RMD of Inherited IRA by spouse
A client whose spouse died a couple years ago before reaching RBD rolled the deceased spouse’s traditional IRAs into an inherited IRA for his benefit. In 2022, the deceased spouse would have turned 72 so RMDs should start; however, he’d like to now roll the accounts to his own IRA (spousal IRA rollover).
If he does this, which RMD factor should he use for the 2022 RMD (on the 12/31/21 balance)? The surviving spouse’s life expectancy based on single life table or the surviving spouse’s life expectancy based on uniform lifetime table? Going forward, I assume the uniform lifetime table can be used.
Permalink Submitted by Alan - IRA critic on Tue, 2022-01-25 18:06
His 2022 he would be treated as owning the IRA the entire year.

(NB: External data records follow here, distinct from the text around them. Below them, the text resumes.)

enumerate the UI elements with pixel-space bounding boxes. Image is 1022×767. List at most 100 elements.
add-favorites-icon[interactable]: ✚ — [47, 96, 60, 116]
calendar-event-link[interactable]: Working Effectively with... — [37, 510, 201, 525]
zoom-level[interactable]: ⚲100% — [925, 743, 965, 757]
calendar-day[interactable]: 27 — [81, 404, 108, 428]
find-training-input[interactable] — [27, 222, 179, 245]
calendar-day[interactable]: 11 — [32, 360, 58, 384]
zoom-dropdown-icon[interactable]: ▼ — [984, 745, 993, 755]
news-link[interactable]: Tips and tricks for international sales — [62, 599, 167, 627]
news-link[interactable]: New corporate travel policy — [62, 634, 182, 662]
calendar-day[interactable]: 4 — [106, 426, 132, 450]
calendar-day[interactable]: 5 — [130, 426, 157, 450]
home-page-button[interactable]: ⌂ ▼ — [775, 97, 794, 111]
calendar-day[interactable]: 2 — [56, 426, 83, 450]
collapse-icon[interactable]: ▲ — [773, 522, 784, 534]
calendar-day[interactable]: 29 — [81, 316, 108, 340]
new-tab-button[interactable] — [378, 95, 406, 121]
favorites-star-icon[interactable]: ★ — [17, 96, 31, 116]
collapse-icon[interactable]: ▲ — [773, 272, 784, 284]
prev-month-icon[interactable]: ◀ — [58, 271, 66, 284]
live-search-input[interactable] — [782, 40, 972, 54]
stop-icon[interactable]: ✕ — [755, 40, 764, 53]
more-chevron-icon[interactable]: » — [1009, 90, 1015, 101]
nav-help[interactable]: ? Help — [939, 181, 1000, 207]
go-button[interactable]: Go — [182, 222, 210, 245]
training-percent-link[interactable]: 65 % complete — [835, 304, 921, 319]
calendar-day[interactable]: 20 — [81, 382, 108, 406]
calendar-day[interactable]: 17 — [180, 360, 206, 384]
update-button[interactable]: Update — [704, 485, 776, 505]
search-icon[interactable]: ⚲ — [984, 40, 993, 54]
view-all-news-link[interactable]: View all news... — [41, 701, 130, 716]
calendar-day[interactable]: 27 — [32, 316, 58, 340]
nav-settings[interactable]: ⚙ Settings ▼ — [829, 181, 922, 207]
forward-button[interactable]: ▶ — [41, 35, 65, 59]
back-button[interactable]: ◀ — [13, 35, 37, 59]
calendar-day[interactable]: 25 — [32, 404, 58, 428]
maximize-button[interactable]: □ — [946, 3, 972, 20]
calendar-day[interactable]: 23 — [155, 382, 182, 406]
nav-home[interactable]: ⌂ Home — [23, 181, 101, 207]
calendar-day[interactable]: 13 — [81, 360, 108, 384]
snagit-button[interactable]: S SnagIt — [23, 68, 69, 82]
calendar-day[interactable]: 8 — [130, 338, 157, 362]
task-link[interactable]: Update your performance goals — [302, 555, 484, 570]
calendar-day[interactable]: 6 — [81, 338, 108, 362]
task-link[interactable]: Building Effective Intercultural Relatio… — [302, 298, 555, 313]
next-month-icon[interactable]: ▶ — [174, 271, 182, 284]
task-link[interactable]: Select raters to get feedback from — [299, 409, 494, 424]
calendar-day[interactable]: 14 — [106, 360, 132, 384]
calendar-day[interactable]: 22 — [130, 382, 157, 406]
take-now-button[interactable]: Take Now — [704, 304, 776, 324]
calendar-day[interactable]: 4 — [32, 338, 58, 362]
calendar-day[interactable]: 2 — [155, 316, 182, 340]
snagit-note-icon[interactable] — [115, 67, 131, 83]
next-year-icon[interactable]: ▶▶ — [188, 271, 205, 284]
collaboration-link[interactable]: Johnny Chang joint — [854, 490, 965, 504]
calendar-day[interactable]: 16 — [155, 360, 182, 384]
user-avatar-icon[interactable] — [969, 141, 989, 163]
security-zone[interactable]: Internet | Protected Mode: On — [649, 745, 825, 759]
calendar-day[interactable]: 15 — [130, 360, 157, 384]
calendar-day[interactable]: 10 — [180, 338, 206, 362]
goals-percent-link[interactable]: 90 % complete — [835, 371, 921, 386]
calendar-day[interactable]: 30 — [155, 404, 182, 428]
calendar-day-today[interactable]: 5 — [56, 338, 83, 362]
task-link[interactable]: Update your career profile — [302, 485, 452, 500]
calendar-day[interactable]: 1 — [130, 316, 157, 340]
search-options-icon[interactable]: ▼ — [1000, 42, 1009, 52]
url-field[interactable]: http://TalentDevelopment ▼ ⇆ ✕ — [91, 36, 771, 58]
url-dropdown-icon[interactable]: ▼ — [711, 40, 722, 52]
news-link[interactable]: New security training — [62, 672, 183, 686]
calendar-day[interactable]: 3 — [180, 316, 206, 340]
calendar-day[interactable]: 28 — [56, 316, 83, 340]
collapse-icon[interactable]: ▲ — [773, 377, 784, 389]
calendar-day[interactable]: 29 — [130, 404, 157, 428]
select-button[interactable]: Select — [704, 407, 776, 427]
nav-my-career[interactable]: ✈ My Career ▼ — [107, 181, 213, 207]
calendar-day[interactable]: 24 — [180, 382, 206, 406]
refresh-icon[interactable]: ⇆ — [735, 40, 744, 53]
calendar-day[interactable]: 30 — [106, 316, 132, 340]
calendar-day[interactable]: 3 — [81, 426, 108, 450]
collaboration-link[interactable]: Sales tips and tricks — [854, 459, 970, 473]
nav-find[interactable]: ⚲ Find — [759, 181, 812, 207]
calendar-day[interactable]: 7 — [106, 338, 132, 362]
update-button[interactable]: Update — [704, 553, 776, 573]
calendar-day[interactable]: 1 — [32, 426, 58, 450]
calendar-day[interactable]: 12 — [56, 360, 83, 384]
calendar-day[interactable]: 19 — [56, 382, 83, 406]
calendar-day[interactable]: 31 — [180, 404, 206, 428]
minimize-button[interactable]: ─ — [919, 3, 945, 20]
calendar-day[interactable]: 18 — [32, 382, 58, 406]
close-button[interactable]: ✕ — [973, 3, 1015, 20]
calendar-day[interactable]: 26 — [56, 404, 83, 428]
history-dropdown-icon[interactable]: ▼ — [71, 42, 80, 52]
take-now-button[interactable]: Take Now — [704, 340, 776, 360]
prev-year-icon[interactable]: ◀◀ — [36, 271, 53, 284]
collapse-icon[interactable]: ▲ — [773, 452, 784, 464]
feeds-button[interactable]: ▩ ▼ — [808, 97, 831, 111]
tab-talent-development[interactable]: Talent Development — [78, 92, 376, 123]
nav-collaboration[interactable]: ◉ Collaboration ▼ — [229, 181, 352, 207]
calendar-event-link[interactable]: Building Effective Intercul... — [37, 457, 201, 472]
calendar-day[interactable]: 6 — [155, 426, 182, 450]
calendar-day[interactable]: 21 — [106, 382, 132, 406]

The 12/31/2021 balance for the inherited IRA would be used with the new Uniform Table to determine the 2022 RMD.
There is also a default rule which makes him the automatic owner if he fails to complete the full beneficiary RMD (single life table) by the end of 2022. Therefore, if he did nothing and forgot the beneficiary RMD, his actual RMD for 2022 would be that of an owner. This protects sole beneficiary surviving spouses and reduces their late RMDs. But in order to have the IRA titled to conform with the actual RMD status, it is preferable to take action and notify the custodian that the client is electing to assume ownership of the inherited IRA to avoid a confusing situation. This should be done before any distributions are taken this year, since any distribution from the inherited IRA before electing ownership would be treated as a beneficiary RMD and not eligible for rollover.